The Irish Republican Army is fading away in Northern Ireland and poses no security threat to the British territory, international experts concluded Wednesday in another landmark for peacemaking.

The governments of Britain and Ireland heralded the report of the Independent Monitoring Commission as the effective obituary of the IRA. Both appealed to local British Protestant leaders to accept the experts' verdict and deepen, not weaken, their cooperation with Irish Catholics in a partnership government.

The 16-month-old coalition in Belfast has been threatening to unravel amid myriad disputes fueled, in part, by Protestant demands for the IRA to disappear following more than a decade of cease-fire.

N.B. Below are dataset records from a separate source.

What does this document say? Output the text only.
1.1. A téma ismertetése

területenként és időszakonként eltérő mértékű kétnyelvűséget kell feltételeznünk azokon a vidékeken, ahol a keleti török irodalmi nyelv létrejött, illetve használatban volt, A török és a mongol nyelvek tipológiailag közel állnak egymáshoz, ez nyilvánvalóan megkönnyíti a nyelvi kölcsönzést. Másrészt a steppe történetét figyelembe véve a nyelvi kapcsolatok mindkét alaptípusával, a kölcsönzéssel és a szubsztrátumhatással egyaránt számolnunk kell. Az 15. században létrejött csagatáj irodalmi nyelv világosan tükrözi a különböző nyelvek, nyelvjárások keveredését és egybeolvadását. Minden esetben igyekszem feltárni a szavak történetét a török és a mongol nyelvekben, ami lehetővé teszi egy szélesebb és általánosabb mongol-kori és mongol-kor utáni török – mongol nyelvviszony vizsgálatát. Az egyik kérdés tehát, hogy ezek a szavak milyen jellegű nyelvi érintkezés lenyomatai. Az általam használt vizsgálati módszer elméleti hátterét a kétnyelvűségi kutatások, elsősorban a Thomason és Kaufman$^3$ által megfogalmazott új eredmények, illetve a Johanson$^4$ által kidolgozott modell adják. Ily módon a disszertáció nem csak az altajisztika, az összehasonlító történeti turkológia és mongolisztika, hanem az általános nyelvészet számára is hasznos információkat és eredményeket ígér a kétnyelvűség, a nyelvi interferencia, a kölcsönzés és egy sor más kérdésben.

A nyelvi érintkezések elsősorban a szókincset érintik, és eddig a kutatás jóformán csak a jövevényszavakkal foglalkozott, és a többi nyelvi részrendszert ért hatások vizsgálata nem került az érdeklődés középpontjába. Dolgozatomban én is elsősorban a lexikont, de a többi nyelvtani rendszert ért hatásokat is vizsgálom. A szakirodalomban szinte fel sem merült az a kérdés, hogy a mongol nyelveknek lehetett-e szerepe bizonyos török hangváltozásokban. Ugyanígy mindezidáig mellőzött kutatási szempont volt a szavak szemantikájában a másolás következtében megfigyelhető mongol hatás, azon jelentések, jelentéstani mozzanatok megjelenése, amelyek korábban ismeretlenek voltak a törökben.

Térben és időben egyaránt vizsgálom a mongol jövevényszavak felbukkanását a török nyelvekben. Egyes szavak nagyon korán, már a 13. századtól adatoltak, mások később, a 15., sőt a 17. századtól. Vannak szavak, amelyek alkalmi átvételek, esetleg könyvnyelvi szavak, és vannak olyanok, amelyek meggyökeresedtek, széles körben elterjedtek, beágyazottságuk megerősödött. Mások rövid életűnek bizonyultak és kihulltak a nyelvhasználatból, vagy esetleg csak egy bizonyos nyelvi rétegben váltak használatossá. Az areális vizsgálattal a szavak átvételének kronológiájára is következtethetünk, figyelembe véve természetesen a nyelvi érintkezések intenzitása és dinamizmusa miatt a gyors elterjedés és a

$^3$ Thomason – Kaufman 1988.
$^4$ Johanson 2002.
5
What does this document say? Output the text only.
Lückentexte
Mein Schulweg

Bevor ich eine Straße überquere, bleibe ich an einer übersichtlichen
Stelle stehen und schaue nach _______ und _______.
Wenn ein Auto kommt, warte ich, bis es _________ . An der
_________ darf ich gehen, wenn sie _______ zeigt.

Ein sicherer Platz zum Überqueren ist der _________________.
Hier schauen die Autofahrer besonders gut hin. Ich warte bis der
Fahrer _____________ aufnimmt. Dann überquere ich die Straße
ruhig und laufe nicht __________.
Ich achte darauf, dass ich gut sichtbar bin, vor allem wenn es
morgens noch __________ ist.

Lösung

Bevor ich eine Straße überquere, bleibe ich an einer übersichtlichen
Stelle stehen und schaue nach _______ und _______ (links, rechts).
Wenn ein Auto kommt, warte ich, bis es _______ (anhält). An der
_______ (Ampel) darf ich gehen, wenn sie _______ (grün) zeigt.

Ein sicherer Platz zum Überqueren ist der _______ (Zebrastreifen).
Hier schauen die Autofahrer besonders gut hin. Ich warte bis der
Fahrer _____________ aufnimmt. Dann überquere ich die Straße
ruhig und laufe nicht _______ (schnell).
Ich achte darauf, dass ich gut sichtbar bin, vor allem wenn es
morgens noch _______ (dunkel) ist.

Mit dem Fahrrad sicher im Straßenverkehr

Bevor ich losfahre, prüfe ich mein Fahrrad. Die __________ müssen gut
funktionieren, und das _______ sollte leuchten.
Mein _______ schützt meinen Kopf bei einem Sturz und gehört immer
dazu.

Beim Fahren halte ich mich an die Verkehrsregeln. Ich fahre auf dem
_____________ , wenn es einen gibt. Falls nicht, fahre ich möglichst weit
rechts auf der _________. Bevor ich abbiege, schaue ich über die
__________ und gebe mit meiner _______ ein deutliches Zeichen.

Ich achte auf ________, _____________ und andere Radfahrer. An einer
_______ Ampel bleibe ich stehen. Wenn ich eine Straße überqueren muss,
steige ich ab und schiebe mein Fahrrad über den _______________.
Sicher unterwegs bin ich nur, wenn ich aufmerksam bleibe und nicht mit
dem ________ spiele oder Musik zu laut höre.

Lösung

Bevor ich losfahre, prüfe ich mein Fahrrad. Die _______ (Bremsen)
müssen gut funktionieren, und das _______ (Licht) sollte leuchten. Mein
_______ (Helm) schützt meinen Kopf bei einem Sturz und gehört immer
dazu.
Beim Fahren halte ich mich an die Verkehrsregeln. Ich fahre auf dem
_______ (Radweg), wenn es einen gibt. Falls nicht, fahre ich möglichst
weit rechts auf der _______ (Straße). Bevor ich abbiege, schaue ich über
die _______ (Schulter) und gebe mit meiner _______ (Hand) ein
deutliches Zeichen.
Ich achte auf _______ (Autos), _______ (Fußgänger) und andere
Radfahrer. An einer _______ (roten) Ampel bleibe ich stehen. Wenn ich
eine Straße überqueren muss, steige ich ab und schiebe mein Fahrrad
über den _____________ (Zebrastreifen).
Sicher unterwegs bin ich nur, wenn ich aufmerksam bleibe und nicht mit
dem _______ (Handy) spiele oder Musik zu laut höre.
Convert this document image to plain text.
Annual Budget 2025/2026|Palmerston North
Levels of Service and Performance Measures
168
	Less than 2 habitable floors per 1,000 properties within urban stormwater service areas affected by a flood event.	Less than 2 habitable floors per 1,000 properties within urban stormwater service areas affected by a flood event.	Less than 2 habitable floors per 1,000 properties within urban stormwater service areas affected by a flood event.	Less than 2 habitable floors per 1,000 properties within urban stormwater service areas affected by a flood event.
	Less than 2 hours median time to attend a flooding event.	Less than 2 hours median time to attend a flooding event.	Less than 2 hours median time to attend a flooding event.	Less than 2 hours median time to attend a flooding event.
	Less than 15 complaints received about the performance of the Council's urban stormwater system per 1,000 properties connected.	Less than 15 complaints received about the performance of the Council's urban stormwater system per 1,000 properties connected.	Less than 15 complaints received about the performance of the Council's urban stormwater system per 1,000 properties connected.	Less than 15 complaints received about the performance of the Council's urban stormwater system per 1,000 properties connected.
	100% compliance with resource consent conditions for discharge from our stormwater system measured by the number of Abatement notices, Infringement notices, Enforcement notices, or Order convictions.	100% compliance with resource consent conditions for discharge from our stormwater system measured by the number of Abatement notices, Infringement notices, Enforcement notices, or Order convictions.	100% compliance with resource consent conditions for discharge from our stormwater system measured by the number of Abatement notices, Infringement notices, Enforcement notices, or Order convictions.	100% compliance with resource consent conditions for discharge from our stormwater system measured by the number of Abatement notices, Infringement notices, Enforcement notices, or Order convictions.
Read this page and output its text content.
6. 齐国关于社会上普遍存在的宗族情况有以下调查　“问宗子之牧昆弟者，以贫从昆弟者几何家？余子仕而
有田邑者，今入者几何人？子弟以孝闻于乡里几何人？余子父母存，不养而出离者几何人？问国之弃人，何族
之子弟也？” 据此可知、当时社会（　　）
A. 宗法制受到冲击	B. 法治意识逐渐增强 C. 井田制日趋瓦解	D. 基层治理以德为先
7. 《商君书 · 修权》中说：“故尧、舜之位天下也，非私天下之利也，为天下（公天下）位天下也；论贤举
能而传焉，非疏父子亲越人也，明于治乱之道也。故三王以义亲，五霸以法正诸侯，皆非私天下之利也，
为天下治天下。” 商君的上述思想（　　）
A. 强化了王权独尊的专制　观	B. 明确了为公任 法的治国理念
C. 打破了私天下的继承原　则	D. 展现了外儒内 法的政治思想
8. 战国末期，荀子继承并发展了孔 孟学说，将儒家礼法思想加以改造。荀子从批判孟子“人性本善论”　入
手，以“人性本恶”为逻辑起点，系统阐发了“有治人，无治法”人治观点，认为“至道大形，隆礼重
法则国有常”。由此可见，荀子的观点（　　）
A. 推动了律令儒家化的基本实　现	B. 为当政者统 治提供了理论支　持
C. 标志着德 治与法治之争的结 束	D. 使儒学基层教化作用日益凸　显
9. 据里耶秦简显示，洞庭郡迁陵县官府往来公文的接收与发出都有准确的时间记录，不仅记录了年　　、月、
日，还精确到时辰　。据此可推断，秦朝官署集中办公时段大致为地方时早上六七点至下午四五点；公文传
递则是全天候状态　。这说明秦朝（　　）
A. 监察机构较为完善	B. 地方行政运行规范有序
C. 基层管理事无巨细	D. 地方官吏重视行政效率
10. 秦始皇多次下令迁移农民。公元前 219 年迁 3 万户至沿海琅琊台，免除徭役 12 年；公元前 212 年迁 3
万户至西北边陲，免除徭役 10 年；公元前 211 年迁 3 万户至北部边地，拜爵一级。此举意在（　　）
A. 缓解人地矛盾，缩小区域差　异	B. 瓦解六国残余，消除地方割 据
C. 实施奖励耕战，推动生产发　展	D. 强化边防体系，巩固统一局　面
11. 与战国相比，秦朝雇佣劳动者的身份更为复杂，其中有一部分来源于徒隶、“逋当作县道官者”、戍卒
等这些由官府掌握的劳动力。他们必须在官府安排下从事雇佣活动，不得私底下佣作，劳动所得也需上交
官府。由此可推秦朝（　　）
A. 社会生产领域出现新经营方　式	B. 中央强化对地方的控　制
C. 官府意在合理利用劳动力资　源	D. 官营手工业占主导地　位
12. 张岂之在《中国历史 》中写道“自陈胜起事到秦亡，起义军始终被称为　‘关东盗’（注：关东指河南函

British, Irish and Catholic leaders declared that the report from the four fact-finders - which include former directors of the U.S. Central Intelligence Agency and Scotland Yard's anti-terror unit - should eliminate the IRA as a diplomatic barrier.

"This is a very important day ... and a moment when we should draw a line," said Britain's secretary of state for Northern Ireland, Shaun Woodward.

"This report demonstrates not only that PIRA has gone away, but that it won't be coming back," said Irish Justice Minister Dermot Ahern, using the outlawed group's full formal name of Provisional IRA.

And Sinn Fein leader Gerry Adams, whose party grew out of the IRA and today represents most Catholics in Northern Ireland, said the question of the IRA's future "has been dealt with definitively. This issue is gone."

But leaders of the major Protestant party, the Democratic Unionists, said they would not be rushed into developing greater trust in Sinn Fein, because the IRA could merely be hibernating.

First Minister Peter Robinson, who leads both the power-sharing administration and the Democratic Unionist Party, reiterated his long-standing demand for the IRA command, officially called the "army council," to announce its own disbandment.

He said the IRA army council must change "from a body that is not meeting to one that will never meet again," and Sinn Fein leaders must convince Protestants "that the IRA is out of business for good."

Power-sharing, the intended centerpiece of Northern Ireland's Good Friday peace accord of 1998, is facing renewed threats to its survival. The biggest dispute concerns whether Britain should transfer control of Northern Ireland's police and justice system to local hands, something that the British and Sinn Fein had both wanted to happen by May.

The Democratic Unionists are blocking this move, and Sinn Fein in turn has been blocking Cabinet meetings for the past three months. A confrontation looms at their next scheduled session Sept. 18 - and Sinn Fein has already warned it could withdraw from the administration if the dispute isn't resolved then.

In their report, the experts concluded that the IRA's seven-man army council was "no longer operational or functional" but it would not publicly announce resignations, retirements or disbandment.

The Provisional IRA killed about 1,775 people during a failed 1970-97 campaign to force Northern Ireland out of the United Kingdom. In 2005, the group completed the handover of its hidden weapons dumps to disarmament officials and renounced violence for political purposes.